Conference Coverage

Study: No increased risk of serious AEs with combined urogyn/gyn onc surgery

 

Key clinical point: Concurrent urogynecologic/gynecologic oncology surgery does not increase the risk of serious adverse events.

Major finding: Concurrent surgery patients had more grade 2 complications (44% vs. 19%).

Study details: A retrospective study of 108 cases and 216 matched controls.

Disclosures: Dr. Davidson and Dr. Noone each reported having no disclosures.

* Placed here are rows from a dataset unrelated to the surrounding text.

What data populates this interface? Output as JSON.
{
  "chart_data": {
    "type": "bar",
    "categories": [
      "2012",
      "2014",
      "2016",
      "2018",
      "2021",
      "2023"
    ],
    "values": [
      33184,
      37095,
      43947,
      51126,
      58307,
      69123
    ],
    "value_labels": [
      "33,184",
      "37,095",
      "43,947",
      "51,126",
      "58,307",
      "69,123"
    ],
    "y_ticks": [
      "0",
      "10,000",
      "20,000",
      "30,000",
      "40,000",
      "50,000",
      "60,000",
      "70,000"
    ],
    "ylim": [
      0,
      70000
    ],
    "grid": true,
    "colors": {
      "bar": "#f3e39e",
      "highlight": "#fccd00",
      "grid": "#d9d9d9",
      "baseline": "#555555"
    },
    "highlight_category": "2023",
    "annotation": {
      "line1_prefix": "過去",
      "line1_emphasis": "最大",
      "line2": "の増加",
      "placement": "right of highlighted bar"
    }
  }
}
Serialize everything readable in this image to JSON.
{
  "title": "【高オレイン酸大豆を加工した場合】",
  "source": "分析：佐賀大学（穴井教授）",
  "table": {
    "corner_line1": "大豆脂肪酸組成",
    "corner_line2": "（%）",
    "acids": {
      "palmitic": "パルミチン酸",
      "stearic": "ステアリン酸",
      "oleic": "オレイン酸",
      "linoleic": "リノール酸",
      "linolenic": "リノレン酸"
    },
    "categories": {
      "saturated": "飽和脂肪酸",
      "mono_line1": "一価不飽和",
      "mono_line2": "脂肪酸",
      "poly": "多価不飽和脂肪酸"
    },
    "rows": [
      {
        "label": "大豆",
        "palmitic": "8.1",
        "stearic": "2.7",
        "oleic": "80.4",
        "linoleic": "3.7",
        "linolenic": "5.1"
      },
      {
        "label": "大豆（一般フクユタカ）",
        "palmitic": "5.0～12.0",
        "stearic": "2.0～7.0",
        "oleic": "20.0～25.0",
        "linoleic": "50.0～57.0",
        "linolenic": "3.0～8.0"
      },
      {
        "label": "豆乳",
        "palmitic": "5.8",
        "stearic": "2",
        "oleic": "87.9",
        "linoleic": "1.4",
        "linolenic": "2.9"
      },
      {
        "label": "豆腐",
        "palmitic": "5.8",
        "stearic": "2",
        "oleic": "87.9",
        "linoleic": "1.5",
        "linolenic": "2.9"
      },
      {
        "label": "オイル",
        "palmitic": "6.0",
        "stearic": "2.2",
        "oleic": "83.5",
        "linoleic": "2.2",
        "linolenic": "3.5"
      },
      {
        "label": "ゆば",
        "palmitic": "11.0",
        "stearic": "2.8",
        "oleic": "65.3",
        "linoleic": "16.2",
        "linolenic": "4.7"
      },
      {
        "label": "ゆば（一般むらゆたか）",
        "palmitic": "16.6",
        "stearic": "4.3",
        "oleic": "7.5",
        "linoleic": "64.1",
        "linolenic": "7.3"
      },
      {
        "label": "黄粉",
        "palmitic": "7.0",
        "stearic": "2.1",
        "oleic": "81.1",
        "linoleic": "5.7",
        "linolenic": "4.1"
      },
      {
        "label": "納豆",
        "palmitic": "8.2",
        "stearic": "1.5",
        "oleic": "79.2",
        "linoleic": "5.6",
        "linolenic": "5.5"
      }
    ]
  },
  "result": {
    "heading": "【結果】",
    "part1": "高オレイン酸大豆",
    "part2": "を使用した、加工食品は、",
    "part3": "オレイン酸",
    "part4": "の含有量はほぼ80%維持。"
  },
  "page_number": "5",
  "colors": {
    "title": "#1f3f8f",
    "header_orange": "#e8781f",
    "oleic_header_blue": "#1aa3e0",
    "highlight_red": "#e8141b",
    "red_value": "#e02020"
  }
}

Source: Davidson ER et al. SGS 2018, Oral Presentation 13.


 

REPORTING FROM SGS 2018


The median age of all patients was 59 years. Case patients undergoing concurrent procedures were more likely to be older (median of 64 vs. 57 years) and postmenopausal.

“Other statistically significant differences were that women undergoing combined surgery had higher vaginal parity, and were more likely to have undergone preoperative chemotherapy. They were also more likely to have a prior diagnosis of cardiovascular or pulmonary disease,” Dr. Davidson said.

“Women undergoing treatment for suspected gynecologic malignancy have the same or higher prevalence of pelvic floor disorders, compared with the general population, and they may choose to have combined surgery if both subspecialists are available,” she continued. “However, there are limited data regarding the incidence of adverse events in these concurrent procedures, or how often the planned urogynecology portion of the procedure is modified intraoperatively.”

Though limited by factors inherent in retrospective chart review, such as information bias at the time of data collection (which was mitigated by cross-checking data and having only two data collectors), the findings of the current study suggest that “concurrent urogynecologic and gynecologic oncology surgery should be offered to appropriate patients, as adding urogynecology surgery does not increase the risk of serious adverse events,” she concluded, adding that the study “highlights the importance of preoperative counseling, including discussion of the increased risk of minor postoperative adverse events, such as postoperative voiding symptoms and urinary tract infection, as well as discussion of the 10% risk of a change in intraoperative plan in the urogynecologic procedure.”